Le voyage en bus vers São Paulo, 3 000 kilomètres, est filmé en longs travellings depuis la place de José qui regarde défiler le paysage toujours aussi aride et désolé. Quelques arrêts permettent de rencontrer des travailleurs, comme ces deux tailleurs de pierre qui arrive juste à gagner de quoi payer leur nourriture. Et puis c’est la grande ville, São Paulo, que les cinéastes filment de plusieurs façons. Du haut d’une terrasse souvent, en plongée verticale sur la circulation des rues en bas et dominant les immeubles érigés tout autour. Les quartiers pauvres ensuite, les habitations bâties sur les collines, sans ordre apparent. Mais aussi en suivant José sur les avenues, au milieu du flot de véhicules. Ces vues sont souvent montées en parallèle avec les images du Nordeste, les images du passé.

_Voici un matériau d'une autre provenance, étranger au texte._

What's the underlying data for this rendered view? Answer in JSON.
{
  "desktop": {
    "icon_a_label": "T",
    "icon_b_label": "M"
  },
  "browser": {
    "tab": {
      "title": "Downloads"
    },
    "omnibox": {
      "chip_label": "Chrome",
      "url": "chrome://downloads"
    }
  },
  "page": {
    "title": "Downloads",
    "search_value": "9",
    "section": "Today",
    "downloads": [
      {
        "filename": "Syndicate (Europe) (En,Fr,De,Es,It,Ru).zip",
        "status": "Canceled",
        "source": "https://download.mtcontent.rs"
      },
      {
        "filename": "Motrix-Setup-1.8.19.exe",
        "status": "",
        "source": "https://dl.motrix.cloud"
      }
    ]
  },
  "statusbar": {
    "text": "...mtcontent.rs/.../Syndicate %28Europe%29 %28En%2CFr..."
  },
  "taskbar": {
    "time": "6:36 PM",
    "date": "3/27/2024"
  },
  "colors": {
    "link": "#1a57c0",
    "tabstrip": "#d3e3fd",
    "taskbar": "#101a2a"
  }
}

Dans le Nordeste, il ne reste que les vieux. Eux n’ont plus de rêves. Les jeunes sont partis parce qu’ils avaient un but dans la vie. Le film recueille l’expression de ces espoirs, souvent inaccessibles. L’un veut devenir chauffeur, l’autre avocat. Ou bien ils rêvent d’acheter une voiture. Certains se réalisent, comme cette maison construite pendant des années et dans laquelle la douche est un vrai bonheur. Il y a aussi ceux qui rêvent de revenir sur leur terre, fuyant alors la monotonie et l’ennui du travail en usine. Mais ils ont tous construit une vie nouvelle, ils se sont mariés, ont des enfants, ont à leur tour fondé une famille. Et si le travail peut être épuisant, comme pour ces éboueurs qui tirent de lourdes charrettes chargées de sac de déchets qu’il faut ensuite trier pour récupérer ce qui est recyclable, c’est mieux que le vide de leur vie précédente.

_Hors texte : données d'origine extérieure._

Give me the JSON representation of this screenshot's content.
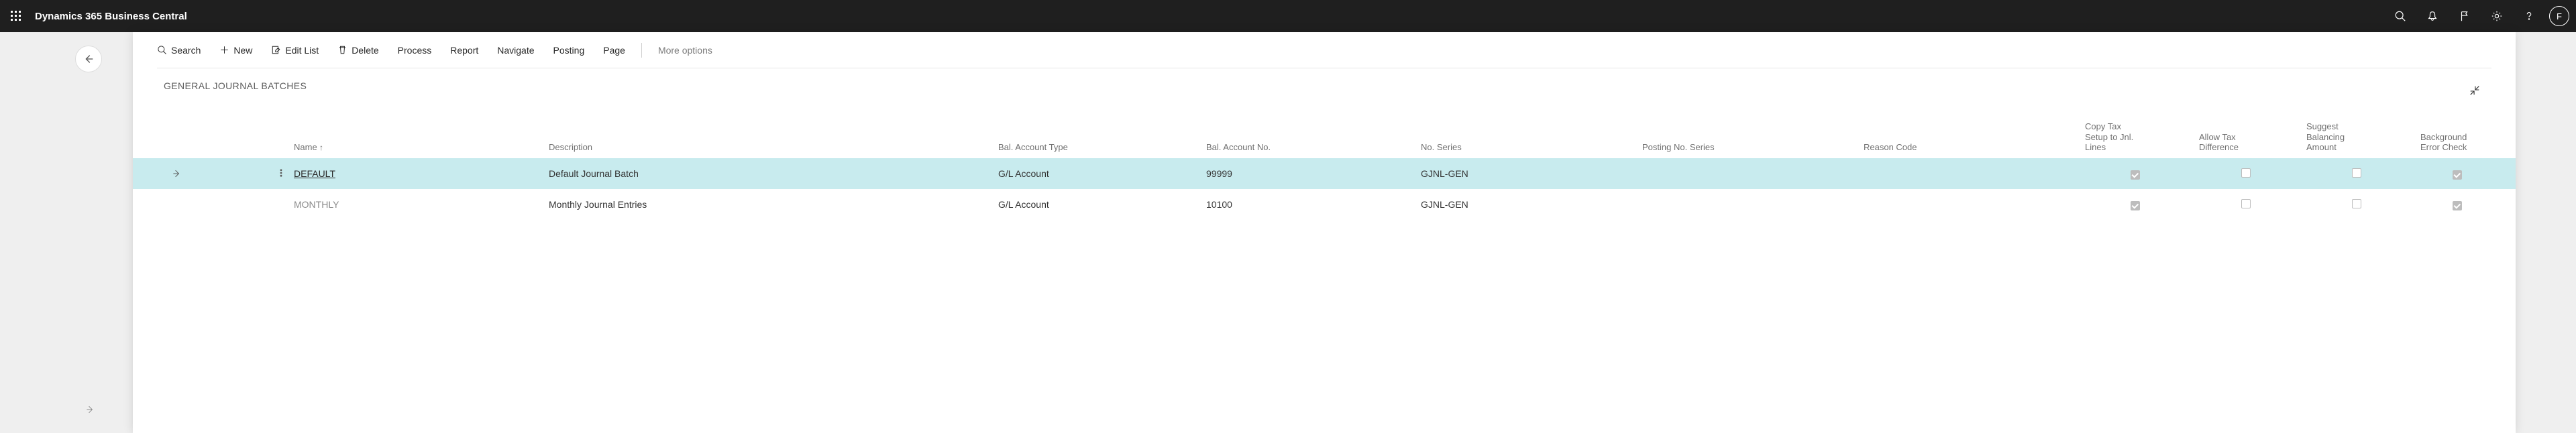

Le film débute par une séance de photographie dans la rue du village du Nordeste. Il faut bien laisser une image de soi à ceux que l’on va quitter. Les parents n’ont d’ailleurs que les photos envoyés par les enfants pour garder leur souvenir. Tout au long du film, apparaissent d’autres photos, en noir et blanc, prises aussi bien à São Paulo que dans le Nordeste. Une magnifique façon d’inscrire dans le film le lien qui relie ces deux lieux si différents, de relier le passé et l’avenir, la pauvreté et le travail qui permet enfin de pouvoir de se nourrir.
Le rêve de São Paulo n’est pas un rêve politique. Ici, comme dans le Nordeste, personne ne se révolte. Une séquence télévisée montre quand même un extraits d’un discours de Lula, nouvellement élu président, annonçant sa lutte contre la pauvreté. Ceux qui l’écoutent ne disent rien.